Society cannot charge more than Rs 25000 as transfer charges
2) amount demanded by society is exhorbitant
The society is asking a transfer fee of Rs. 1,64,000 + Gst for sale of a commerical property. Is it correct that the transfer fee cannot be more than Rs. 25,000 and is that applicable to commercial property also?
Society cannot charge more than Rs 25000 as transfer charges
2) amount demanded by society is exhorbitant
What can be done in such case? Do we need this demand in writing from the society to take action? Can s notice be sent or a complaint be filed without written demand for transfer fee?
Maximum 25k, no differentiation of nature of property transferred. Premium fixed by the society for the transfer of flats, cannot exceed a sum of Rs 25,000.
Ask society for the basis on which claim is made
complain to registrar against society regarding the transfer charges
The society cannot demand more then 25000 in Maharashtra as transfer fee you can ask in written and also can seek copy.of bye laws.

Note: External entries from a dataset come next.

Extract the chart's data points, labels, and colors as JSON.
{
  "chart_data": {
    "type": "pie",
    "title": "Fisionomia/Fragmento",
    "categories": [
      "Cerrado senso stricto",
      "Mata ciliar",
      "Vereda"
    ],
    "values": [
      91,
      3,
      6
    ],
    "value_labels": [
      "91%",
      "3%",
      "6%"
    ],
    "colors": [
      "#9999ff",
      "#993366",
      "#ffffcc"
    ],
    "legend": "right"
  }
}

1. Premises Society (commercial) legally CANNOT collect more than 25000/- as share transfer premium. This is applicable for Housing and Premises (commercial) Society also.
2. Serve Legal Notice to Society to refund the illegally extorted fees and on failure file written grievance application to the Deputy Registrar of Coop., or can also file grievance petition before the local Consumer Court and claim damages & compensation for the physical & mental trauma as well as illegal trade practices by society.
25000 was the maximum amount a society can take as transfer charges. You can file a complaint before the Registrar against the society for the same.
Each time, a cooperative housing society member wants to sell his property anywhere in Mumbai, he is bullied into paying up way beyond the officially ‘legal’ transfer fee of a maximum of Rs 25,000. The excess he pays ranges from Rs 5,000, in case of small societies to as high as a few lakhs of rupees, depending on the size, status and level of moral accountability of the society in question.
While it may be realised that by law, no member needs a no-objection certificate for the sale of one’s own property in a cooperative housing society, there’s a bit of a glitch here. A potential buyer, intending to ‘purchase’ a flat in a society, usually pays the amount through a loan, approved from a financial institution which, almost mandatorily, insists upon a no-objection certificate from the cooperative housing society, housing the property. If the outgoing member refuses to pay up the excess, in cash or in the form of a ‘voluntary donation to the society’, as is usually the case, the managing committee will delay, procrastinate, sometimes out-rightly refuse to give the new member the required no-objection certificate, in order to avail the loan on the property. In the absence of a clear intention to provide a no-objection certificate, no buyer would be keen on ‘buying’ a property, however clean its title.
The Co-operative Court has held that the housing society can place ‘reasonable restrictions’ on the transfer of a flat, to prevent nuisance from the unwanted elements but that does not mean that the society can have such a right of profiteering out of the co-operative movement. However in practice, the complete reverse holds true. The law clearly puts down that even though, there is no necessity of the society’s no-objection certificate for the transfer of a flat, according to Rule 24 of the Rule 1961; one has to give a 15-day notice to the society before transferring the flat. On receipt of such a notice, the secretary should place the same before the meeting of the committee and take the decision thereof, before 30 days and inform such a decision to the member within eight days from the decision of the society.
f the society has not taken any decision of transferring the share certificate within the three months, the stipulated period, as per the provision in Section 22(2), there is a provision to appeal before the Registrar, under Section 23(2)
Approach the police and file an FIR against the secretary of the society and the managing committee member under Section 418 which pertains to: Cheating with the knowledge that wrongful loss may ensue to person whose interest offender is bound to protect. Accordingly: Whoever cheats with the knowledge that he is likely, thereby, to cause wrongful loss to a person whose interest in the transaction to which the cheating relates, he was bound, either by law or by a legal contract, to protect, shall be punished with imprisonment of either description for a term which may extend to three years or with fine or with both.
Once you file an FIR, move a no-confidence motion against the society’s managing committee or the member (secretary, if necessary), in question. Evict the person from the position of authority on the premise that a person can’t be a judge and an accused in the same case.
Approach the Consumer Court and file a suit for dereliction of services by the cooperative society’s managing committee. Demand redress for loss suffered by way of time and money. The cooperative housing society is bound to provide you ‘service’ under the Consumer Act.
The model bylaws, under Bylaw 7, clearly ensure that the society can raise funds from voluntary donations collected but ‘not by transferor or transferee’. For every request of ‘voluntary donation’ made by a cooperative housing society, you could approach the Registrar with a written complaint detailing Bylaw 7 of the New Model bylaws.
Escalate the matter to a Cooperative Court or Civil Court, detailing illegalities under the Maharashtra Cooperative Housing Societies Act for collection of the ‘voluntary donations’ without following due process of law.